Klemme feiert Doppelsieg bei den Internationale Meisterschaften - Pechvogel Schübbe
Ein entscheidender Sturz, ein nachgemeldeter Sieger und ein packendes Derny-Rennen. Die 37. Internationale Meisterschaft von Dortmund hatte den zahlreichen Radsportfans an der Strecke in Hombruch viel zu bieten.
Für den Sieger Dennis Klemme vom SC Wiedenbrück galt die Regel: Wer die erste und letzte Wertung gewinnt, darf sich auch über den Gesamtsieg freuen. Das geteilte Rennen sah in Klemme einen fleißigen Punktesammler. Im Kriterium holte sich der Wiedenbrücker bei sechs von sieben Wertungen Punkte, wobei er dreimal als erster einfuhr.
Klemme: Beide Rennen liefen optimal"
Im anschließenden Derny-Rennen wurde dem späteren Sieger mit Gerd Gessler einer der erfahrensten Schrittmacher zugeteilt. Diesen Vorteil konnte der Klemme nutzen und sich auch zum Abschluss die meisten Punkte holen. Klemme nach dem Rennen: „Ich bin sehr zufrieden und hatte sicher auch mit Schrittmacher Gessler die beste Zugmaschine. Beide Rennen liefen optimal für mich.“
Nicht so toll lief es für den Drittplatzierten aus Brackel und Führenden in der Ernst-Clausmeyer-Trophäe. Patrick Bercz hatte nach dem Erfolg vom Samstag nachgemeldet und sich auch Chancen ausgerechnet: „Ich will mein Trikot auf jeden Fall verteidigen und auch auf dem Treppchen stehen,“ meinte der Fahrer vom Team Stevens Stone Bochum. Das Trikot musste Bercz zwar nicht abgeben, doch mit dem „Treppchen“ hat es dann doch nicht geklappt. Nach beiden Rennen langte es nur zu Platz sechs.
Starker Ralf Kummerer
Auch vom Sieger aus Brackel, Tim Klessa aus Hürtgenwald, kam für das Rennen in Hombruch eine Nachmeldung. Klessa hatte zwar mit dem fünften Platz im Kriterium den Startplatz für das Derny sicher, konnte aber aus terminlichen Gründen nicht starten. Sein Vereinskollege Sebastian Flaskamp nahm den Startplatz ein, blieb aber mit null Punkten erfolglos.

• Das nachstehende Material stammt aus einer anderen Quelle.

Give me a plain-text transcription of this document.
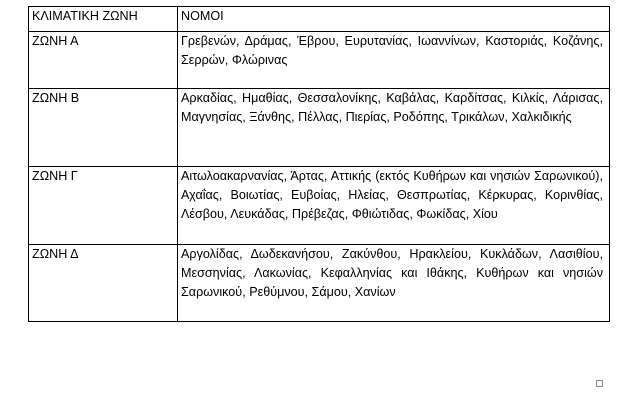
ΚΛΙΜΑΤΙΚΗ ΖΩΝΗ	ΝΟΜΟΙ
ΖΩΝΗ Α	Γρεβενών, Δράμας, Έβρου, Ευρυτανίας, Ιωαννίνων, Καστοριάς, Κοζάνης, Σερρών, Φλώρινας
ΖΩΝΗ Β	Αρκαδίας, Ημαθίας, Θεσσαλονίκης, Καβάλας, Καρδίτσας, Κιλκίς, Λάρισας, Μαγνησίας, Ξάνθης, Πέλλας, Πιερίας, Ροδόπης, Τρικάλων, Χαλκιδικής
ΖΩΝΗ Γ	Αιτωλοακαρνανίας, Άρτας, Αττικής (εκτός Κυθήρων και νησιών Σαρωνικού), Αχαΐας, Βοιωτίας, Ευβοίας, Ηλείας, Θεσπρωτίας, Κέρκυρας, Κορινθίας, Λέσβου, Λευκάδας, Πρέβεζας, Φθιώτιδας, Φωκίδας, Χίου
ΖΩΝΗ Δ	Αργολίδας, Δωδεκανήσου, Ζακύνθου, Ηρακλείου, Κυκλάδων, Λασιθίου, Μεσσηνίας, Λακωνίας, Κεφαλληνίας και Ιθάκης, Κυθήρων και νησιών Σαρωνικού, Ρεθύμνου, Σάμου, Χανίων
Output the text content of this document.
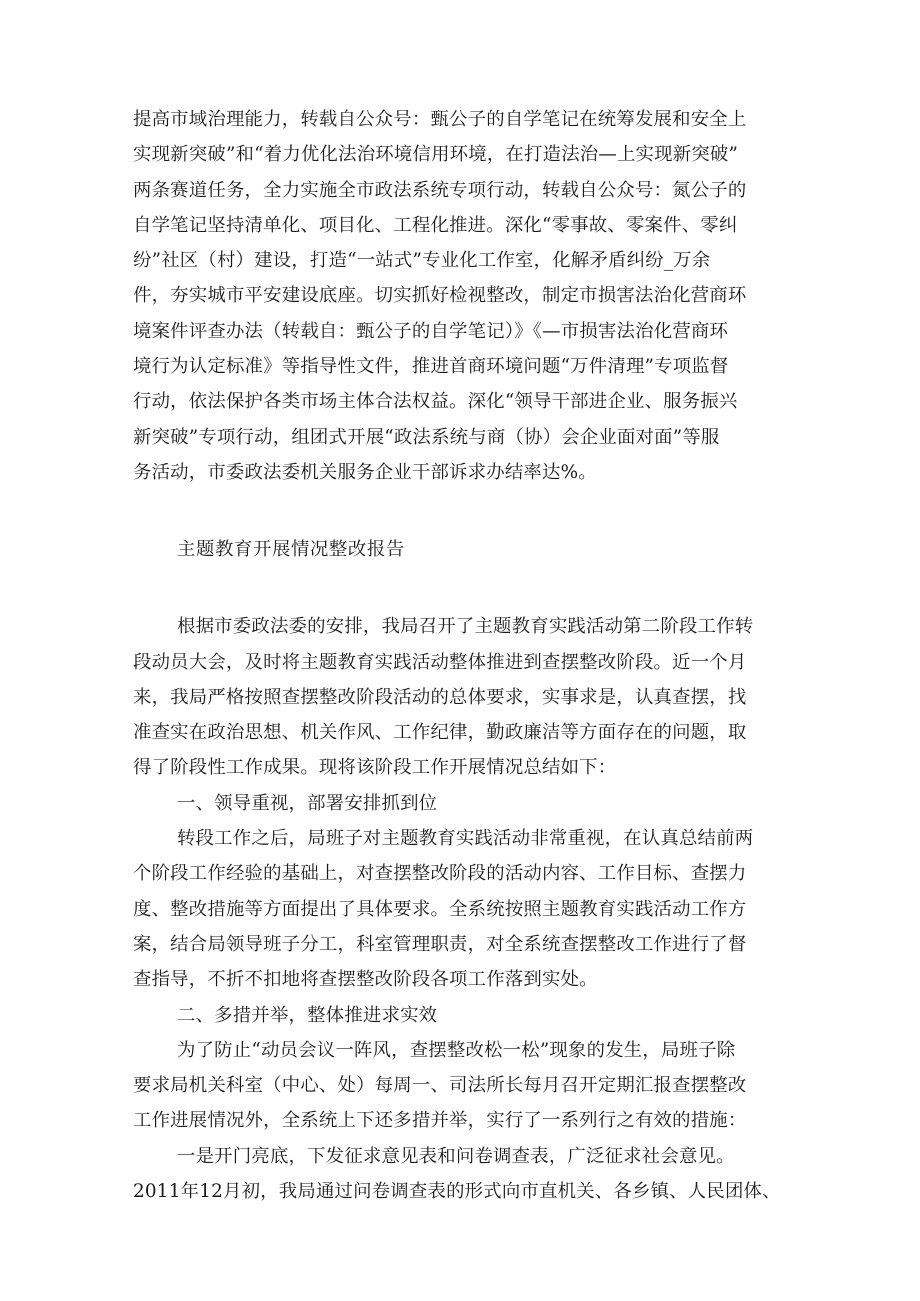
提高市域治理能力，转载自公众号：甄公子的自学笔记在统筹发展和安全上
实现新突破”和“着力优化法治环境信用环境，在打造法治—上实现新突破”
两条赛道任务，全力实施全市政法系统专项行动，转载自公众号：氮公子的
自学笔记坚持清单化、项目化、工程化推进。深化“零事故、零案件、零纠
纷”社区（村）建设，打造“一站式”专业化工作室，化解矛盾纠纷_万余
件，夯实城市平安建设底座。切实抓好检视整改，制定市损害法治化营商环
境案件评查办法（转载自：甄公子的自学笔记）》《—市损害法治化营商环
境行为认定标准》等指导性文件，推进首商环境问题“万件清理”专项监督
行动，依法保护各类市场主体合法权益。深化“领导干部进企业、服务振兴
新突破”专项行动，组团式开展“政法系统与商（协）会企业面对面”等服
务活动，市委政法委机关服务企业干部诉求办结率达%。
主题教育开展情况整改报告
根据市委政法委的安排，我局召开了主题教育实践活动第二阶段工作转
段动员大会，及时将主题教育实践活动整体推进到查摆整改阶段。近一个月
来，我局严格按照查摆整改阶段活动的总体要求，实事求是，认真查摆，找
准查实在政治思想、机关作风、工作纪律，勤政廉洁等方面存在的问题，取
得了阶段性工作成果。现将该阶段工作开展情况总结如下：
一、领导重视，部署安排抓到位
转段工作之后，局班子对主题教育实践活动非常重视，在认真总结前两
个阶段工作经验的基础上，对查摆整改阶段的活动内容、工作目标、查摆力
度、整改措施等方面提出了具体要求。全系统按照主题教育实践活动工作方
案，结合局领导班子分工，科室管理职责，对全系统查摆整改工作进行了督
查指导，不折不扣地将查摆整改阶段各项工作落到实处。
二、多措并举，整体推进求实效
为了防止“动员会议一阵风，查摆整改松一松”现象的发生，局班子除
要求局机关科室（中心、处）每周一、司法所长每月召开定期汇报查摆整改
工作进展情况外，全系统上下还多措并举，实行了一系列行之有效的措施：
一是开门亮底，下发征求意见表和问卷调查表，广泛征求社会意见。
2011年12月初，我局通过问卷调查表的形式向市直机关、各乡镇、人民团体、
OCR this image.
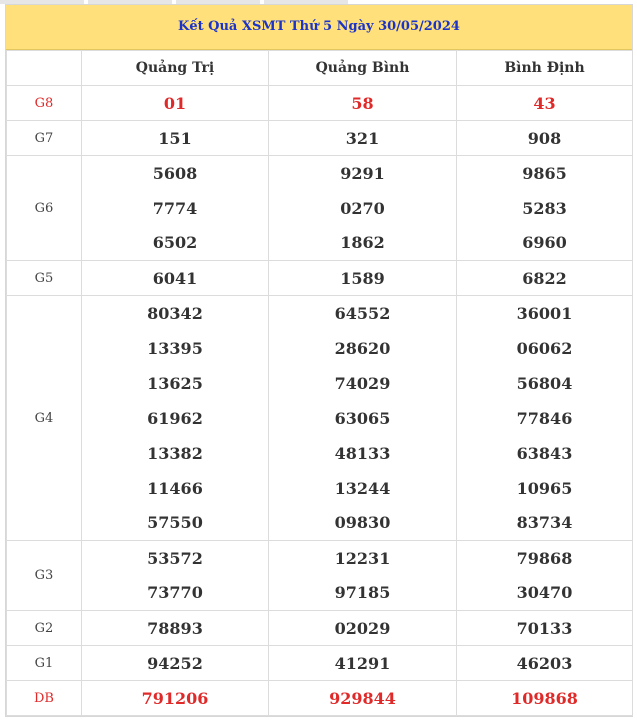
Kết Quả XSMT Thứ 5 Ngày 30/05/2024
	Quảng Trị	Quảng Bình	Bình Định
G8	01	58	43
G7	151	321	908
G6	5608	9291	9865
	7774	0270	5283
	6502	1862	6960
G5	6041	1589	6822
G4	80342	64552	36001
	13395	28620	06062
	13625	74029	56804
	61962	63065	77846
	13382	48133	63843
	11466	13244	10965
	57550	09830	83734
G3	53572	12231	79868
	73770	97185	30470
G2	78893	02029	70133
G1	94252	41291	46203
DB	791206	929844	109868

Der große Pechvogel aber war Christoph Schübbe vom Ausrichter „Sturm“ Hombruch, der nach einem frühen Sturz nicht mit voller Kraft weiter fahren konnte. Sicher wäre mehr als Platz zehn möglich gewesen. Erfreulich aus Dortmunder Sicht dagegen der starke zweite Platz in der C-Klasse von Ralf Kummerer (RSV Dortmund Nord). Sein Teamkollege Jochen Noll belegte bei den Senioren Rang vier. Bei den Junioren U 19 verpasste der Hombrucher Florian Fischer als Vierter nur knapp das Treppchen.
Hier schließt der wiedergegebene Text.